Let’s do the renovations and give supports.– Craig Reid, disability advocate
In an emailed statement to CBC, the Department of Immigration, Skills and Labour said that it “can make loan payments, within maximum shelter benefit amounts, to Newfoundland and Labrador Housing Corporation (NLHC) on behalf of a person receiving income support if that client is eligible to receive a loan for home repairs through the NLHC provincial home repair program.”
Magee said she’d like to see a commitment to lend her money to do the necessary work along with a plan for the Department of Immigration, Skills and Labour to repay the loan over time, in keeping with shelter benefits available to income support recipients.
Craig Reid, a prominent advocate for people with disabilities in N.L., said Magee’s story of disability, poverty and housing challenges is all too familiar, although he has no first-hand knowledge of her circumstances.
He said it’s the kind of situation about which he hears quite frequently, and Reid believes it’s only going to get worse in Newfoundland and Labrador as the province’s population continues to increase in age.
“It’s going to be happening more and more as people get older and are going to find out their environments are not going to work for them,” said Reid.
“There’s only so many long-term care homes we could build. There’s only so many personal-care homes we can build.”
Reid said what’s needed is a government strategy that prioritizes new housing construction that’s in keeping with universal design principles, so that people can live safely in their homes throughout their lives.
Reid said government financial assistance is needed to help homeowners modify housing that becomes unsuitable as they acquire disabilities of one form or another, whether the impairments are cognitive, sensory or physical.
For people who, like Magee, don’t want to enter a personal-care home, Reid said making such a move should be considered a last resort, especially at her age and given the relatively higher expense of maintaining a person in such a facility for the rest of their lives, compared with the one-time cost of repairs or modifications to a person’s place of residence.

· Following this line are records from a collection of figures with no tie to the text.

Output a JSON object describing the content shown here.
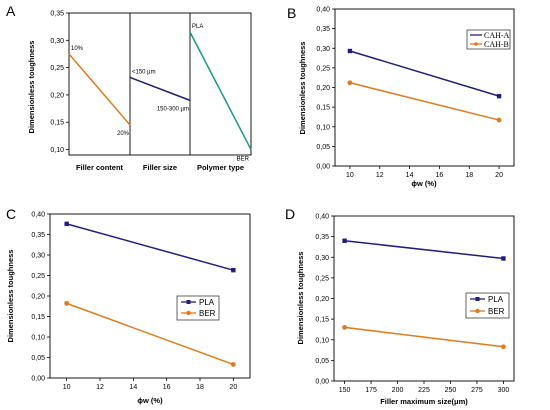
{
  "colors": {
    "blue": "#1f1f7a",
    "orange": "#e07a1f",
    "green": "#1a9a85",
    "axis": "#000000"
  },
  "chart_data": [
    {
      "panel": "A",
      "type": "line",
      "ylabel": "Dimensionless toughness",
      "ylim": [
        0.09,
        0.35
      ],
      "yticks": [
        "0,35",
        "0,30",
        "0,25",
        "0,20",
        "0,15",
        "0,10"
      ],
      "yticks_values": [
        0.35,
        0.3,
        0.25,
        0.2,
        0.15,
        0.1
      ],
      "groups": [
        {
          "xlabel": "Filler content",
          "color_key": "orange",
          "points": [
            {
              "label": "10%",
              "y": 0.275
            },
            {
              "label": "20%",
              "y": 0.145
            }
          ]
        },
        {
          "xlabel": "Filler size",
          "color_key": "blue",
          "points": [
            {
              "label": "<150 µm",
              "y": 0.232
            },
            {
              "label": "150-300 µm",
              "y": 0.19
            }
          ]
        },
        {
          "xlabel": "Polymer type",
          "color_key": "green",
          "points": [
            {
              "label": "PLA",
              "y": 0.315
            },
            {
              "label": "BER",
              "y": 0.1
            }
          ]
        }
      ]
    },
    {
      "panel": "B",
      "type": "line",
      "ylabel": "Dimensionless toughness",
      "xlabel": "ϕw (%)",
      "xlim": [
        9,
        21
      ],
      "xticks": [
        10,
        12,
        14,
        16,
        18,
        20
      ],
      "ylim": [
        0,
        0.4
      ],
      "yticks": [
        "0,00",
        "0,05",
        "0,10",
        "0,15",
        "0,20",
        "0,25",
        "0,30",
        "0,35",
        "0,40"
      ],
      "yticks_values": [
        0,
        0.05,
        0.1,
        0.15,
        0.2,
        0.25,
        0.3,
        0.35,
        0.4
      ],
      "legend_position": "top-right",
      "series": [
        {
          "name": "CAH-A",
          "color_key": "blue",
          "x": [
            10,
            20
          ],
          "y": [
            0.293,
            0.178
          ]
        },
        {
          "name": "CAH-B",
          "color_key": "orange",
          "x": [
            10,
            20
          ],
          "y": [
            0.212,
            0.117
          ]
        }
      ]
    },
    {
      "panel": "C",
      "type": "line",
      "ylabel": "Dimensionless toughness",
      "xlabel": "ϕw (%)",
      "xlim": [
        9,
        21
      ],
      "xticks": [
        10,
        12,
        14,
        16,
        18,
        20
      ],
      "ylim": [
        0,
        0.4
      ],
      "yticks": [
        "0,00",
        "0,05",
        "0,10",
        "0,15",
        "0,20",
        "0,25",
        "0,30",
        "0,35",
        "0,40"
      ],
      "yticks_values": [
        0,
        0.05,
        0.1,
        0.15,
        0.2,
        0.25,
        0.3,
        0.35,
        0.4
      ],
      "legend_position": "middle-right",
      "series": [
        {
          "name": "PLA",
          "color_key": "blue",
          "x": [
            10,
            20
          ],
          "y": [
            0.376,
            0.263
          ]
        },
        {
          "name": "BER",
          "color_key": "orange",
          "x": [
            10,
            20
          ],
          "y": [
            0.182,
            0.033
          ]
        }
      ]
    },
    {
      "panel": "D",
      "type": "line",
      "ylabel": "Dimensionless toughness",
      "xlabel": "Filler maximum size(μm)",
      "xlim": [
        140,
        310
      ],
      "xticks": [
        150,
        175,
        200,
        225,
        250,
        275,
        300
      ],
      "ylim": [
        0,
        0.4
      ],
      "yticks": [
        "0,00",
        "0,05",
        "0,10",
        "0,15",
        "0,20",
        "0,25",
        "0,30",
        "0,35",
        "0,40"
      ],
      "yticks_values": [
        0,
        0.05,
        0.1,
        0.15,
        0.2,
        0.25,
        0.3,
        0.35,
        0.4
      ],
      "legend_position": "middle-right",
      "series": [
        {
          "name": "PLA",
          "color_key": "blue",
          "x": [
            150,
            300
          ],
          "y": [
            0.34,
            0.297
          ]
        },
        {
          "name": "BER",
          "color_key": "orange",
          "x": [
            150,
            300
          ],
          "y": [
            0.13,
            0.083
          ]
        }
      ]
    }
  ]
}
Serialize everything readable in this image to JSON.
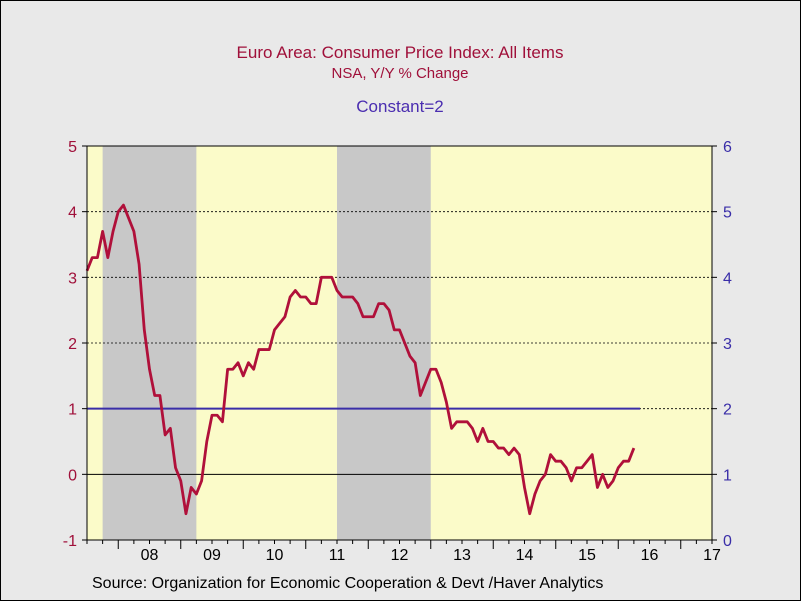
{
  "chart_data": {
    "type": "line",
    "title": "Euro Area: Consumer Price Index: All Items",
    "subtitle": "NSA, Y/Y % Change",
    "constant_label": "Constant=2",
    "source": "Source:  Organization for Economic Cooperation & Devt /Haver Analytics",
    "x_range": [
      2007.5,
      2017.5
    ],
    "ylim_left": [
      -1,
      5
    ],
    "ylim_right": [
      0,
      6
    ],
    "left_ticks": [
      "-1",
      "0",
      "1",
      "2",
      "3",
      "4",
      "5"
    ],
    "right_ticks": [
      "0",
      "1",
      "2",
      "3",
      "4",
      "5",
      "6"
    ],
    "x_tick_labels": [
      "08",
      "09",
      "10",
      "11",
      "12",
      "13",
      "14",
      "15",
      "16",
      "17"
    ],
    "x_tick_years": [
      2008,
      2009,
      2010,
      2011,
      2012,
      2013,
      2014,
      2015,
      2016,
      2017
    ],
    "gridlines_left": [
      1,
      2,
      3,
      4
    ],
    "recessions": [
      {
        "start": 2007.75,
        "end": 2009.25
      },
      {
        "start": 2011.5,
        "end": 2013.0
      }
    ],
    "colors": {
      "plot_background": "#fbfbc9",
      "recession": "#c8c8c8",
      "series_main": "#b0103a",
      "series_constant": "#3a2ea8",
      "title": "#a0103a",
      "constant_label": "#4a2db0",
      "left_axis": "#a0103a",
      "right_axis": "#3a2ea8"
    },
    "series": [
      {
        "name": "Euro Area: Consumer Price Index: All Items",
        "axis": "left",
        "start": 2007.5,
        "step_months": 1,
        "values": [
          3.1,
          3.3,
          3.3,
          3.7,
          3.3,
          3.7,
          4.0,
          4.1,
          3.9,
          3.7,
          3.2,
          2.2,
          1.6,
          1.2,
          1.2,
          0.6,
          0.7,
          0.1,
          -0.1,
          -0.6,
          -0.2,
          -0.3,
          -0.1,
          0.5,
          0.9,
          0.9,
          0.8,
          1.6,
          1.6,
          1.7,
          1.5,
          1.7,
          1.6,
          1.9,
          1.9,
          1.9,
          2.2,
          2.3,
          2.4,
          2.7,
          2.8,
          2.7,
          2.7,
          2.6,
          2.6,
          3.0,
          3.0,
          3.0,
          2.8,
          2.7,
          2.7,
          2.7,
          2.6,
          2.4,
          2.4,
          2.4,
          2.6,
          2.6,
          2.5,
          2.2,
          2.2,
          2.0,
          1.8,
          1.7,
          1.2,
          1.4,
          1.6,
          1.6,
          1.4,
          1.1,
          0.7,
          0.8,
          0.8,
          0.8,
          0.7,
          0.5,
          0.7,
          0.5,
          0.5,
          0.4,
          0.4,
          0.3,
          0.4,
          0.3,
          -0.2,
          -0.6,
          -0.3,
          -0.1,
          0.0,
          0.3,
          0.2,
          0.2,
          0.1,
          -0.1,
          0.1,
          0.1,
          0.2,
          0.3,
          -0.2,
          0.0,
          -0.2,
          -0.1,
          0.1,
          0.2,
          0.2,
          0.4
        ]
      },
      {
        "name": "Constant=2",
        "axis": "right",
        "start": 2007.5,
        "end": 2016.35,
        "values": [
          2,
          2
        ]
      }
    ]
  }
}
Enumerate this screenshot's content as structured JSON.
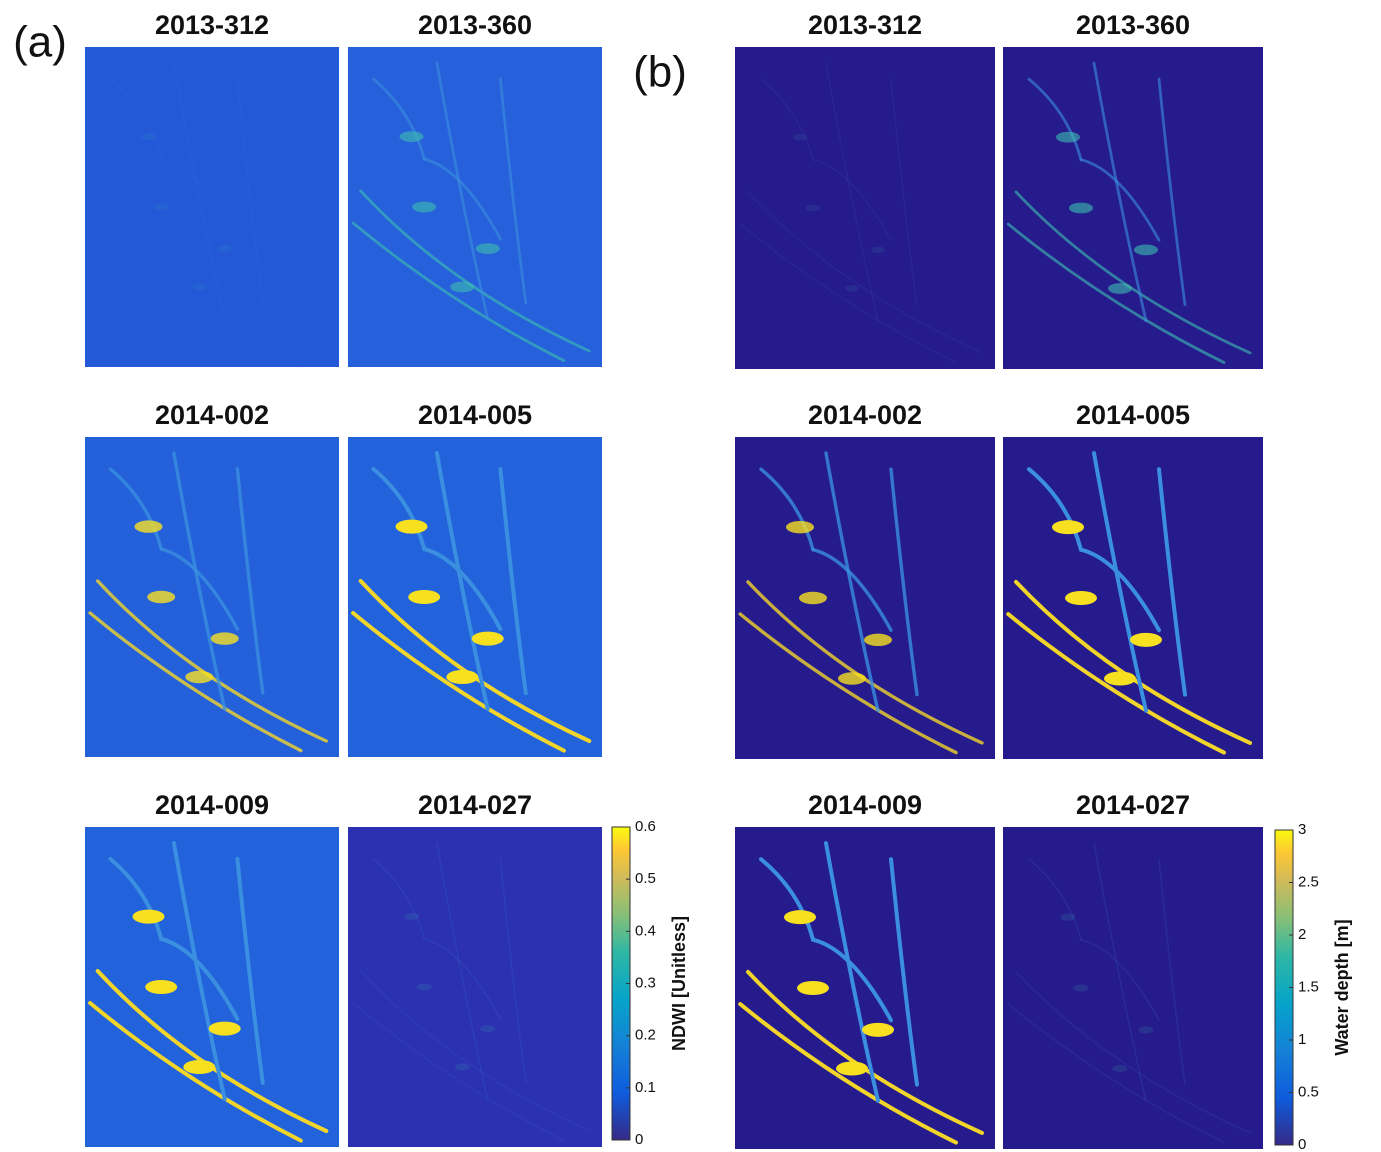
{
  "panels": [
    {
      "label": "(a)",
      "images": [
        {
          "title": "2013-312"
        },
        {
          "title": "2013-360"
        },
        {
          "title": "2014-002"
        },
        {
          "title": "2014-005"
        },
        {
          "title": "2014-009"
        },
        {
          "title": "2014-027"
        }
      ],
      "colorbar": {
        "label": "NDWI [Unitless]",
        "lim": [
          0,
          0.6
        ],
        "ticks": [
          0,
          0.1,
          0.2,
          0.3,
          0.4,
          0.5,
          0.6
        ]
      }
    },
    {
      "label": "(b)",
      "images": [
        {
          "title": "2013-312"
        },
        {
          "title": "2013-360"
        },
        {
          "title": "2014-002"
        },
        {
          "title": "2014-005"
        },
        {
          "title": "2014-009"
        },
        {
          "title": "2014-027"
        }
      ],
      "colorbar": {
        "label": "Water depth [m]",
        "lim": [
          0,
          3
        ],
        "ticks": [
          0,
          0.5,
          1,
          1.5,
          2,
          2.5,
          3
        ]
      }
    }
  ]
}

The rate for a room in a personal-care home in Newfoundland and Labrador is about $2,400 per month.
“I think when you weigh what it costs to have someone every year for 20 years in a personal-care home, and you weigh that against what it’s going to cost to do the renovations, that they can live gracefully at home, I think the balance of the scale tips grossly toward, ‘Let’s do the renovations and give supports,'” said Reid.
Magee said she’ll keep lobbying for the funding she believes ought to be available to her through existing, established government programs.
Just last week, Labrador-Grenfell Health approved an extra $150 per month for her from funding that’s sometimes available for people with disabilities who get home support. Magee said she’s grateful for that assistance and will use it to buy groceries and to pay for someone to clear snow to her door.
But the larger question that looms for her, in these colder winter months, is how long she will be able to stay in the home she owns if vital repairs and modifications aren’t completed.